Au printemps dernier, à la suite de nombreux départs de médecins, une nouvelle crise des effectifs médicaux dans la Péninsule s’annonçait pour l’été, menaçant ainsi à nouveau l’urgence de Caraquet de fermeture. Heureusement, certaines primes allouées temporairement par le ministre de la Santé nous ont permis d’attirer quelques médecins dépanneurs et ainsi combler les horaires jusqu’à l’automne, nous laissant un peu de temps pour réfléchir afin de trouver des solutions définitives pour encourager les médecins à s’établir en région rurale plutôt que dans les grandes villes.
Aujourd’hui, l’assurance-maladie nous annonçait une hausse de salaire des médecins urgentologues dans les centres hospitaliers régionaux comme Bathurst, Moncton et Saint-Jean, mais pas dans les hôpitaux ruraux comme Tracadie et Caraquet; entente conclue entre la Société médicale du N.-B. et le ministère de la Santé.
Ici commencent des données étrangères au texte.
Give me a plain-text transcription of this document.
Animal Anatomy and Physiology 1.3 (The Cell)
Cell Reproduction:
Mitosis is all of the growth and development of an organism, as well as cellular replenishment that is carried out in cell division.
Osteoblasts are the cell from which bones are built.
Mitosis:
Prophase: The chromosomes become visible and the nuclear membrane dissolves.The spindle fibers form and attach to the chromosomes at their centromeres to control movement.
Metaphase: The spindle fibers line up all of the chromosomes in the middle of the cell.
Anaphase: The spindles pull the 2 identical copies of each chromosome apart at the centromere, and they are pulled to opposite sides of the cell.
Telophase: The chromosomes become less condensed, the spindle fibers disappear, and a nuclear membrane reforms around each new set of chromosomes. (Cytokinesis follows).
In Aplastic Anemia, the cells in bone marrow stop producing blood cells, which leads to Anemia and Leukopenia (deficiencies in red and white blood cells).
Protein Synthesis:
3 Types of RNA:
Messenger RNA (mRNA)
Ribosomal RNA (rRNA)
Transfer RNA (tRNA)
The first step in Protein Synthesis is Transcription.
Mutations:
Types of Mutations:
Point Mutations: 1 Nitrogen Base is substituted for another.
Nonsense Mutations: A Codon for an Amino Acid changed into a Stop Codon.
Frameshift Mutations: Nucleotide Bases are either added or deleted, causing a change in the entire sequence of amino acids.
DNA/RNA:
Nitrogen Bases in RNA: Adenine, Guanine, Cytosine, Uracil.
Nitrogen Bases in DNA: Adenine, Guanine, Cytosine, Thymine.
À travers le pays, plusieurs provinces ont adopté des mesures qui allouent un meilleur salaire aux médecins en région rurale, ce qui favorise grandement le recrutement et facilite la rétention.
Malheureusement, certains dirigeants n’ont toujours pas compris cette logique. Les médecins comme moi se sentent ainsi trahis pour tous les efforts qu’ils ont mis depuis toutes ces années pour maintenir à bout de bras certains services essentiels. Avec des salaires moindres, comme l’assurance-maladie vient de nous annoncer, nous sommes donc destinés à vivre dans une perpétuelle crise; crise d’effectifs qui décourage certains médecins et qui a provoqué récemment le départ de nombreux collègues de notre région.
Les médecins des urgences de la Péninsule sont déjà surchargés et travaillent déjà dans des conditions parfois difficiles loin de tout, sans médecins spécialistes à proximité. Ces conditions découragent beaucoup de médecins d’y venir travailler. Pourquoi les médecins de la ville viendraient-ils nous aider s’ils sont moins payés chez nous? Peut-on considérer notre travail en région rurale à sa juste valeur? Le Nouveau-Brunswick, ce n’est pas seulement Saint-Jean ou Moncton!
Notre société médicale est en train de déraper et semble oublier les enjeux des régions rurales.
J’ai bien peur qu’on soit confronté à nouveau à d’éventuelles fermetures de services si la Société médicale et le ministère de la Santé ne changent pas de direction.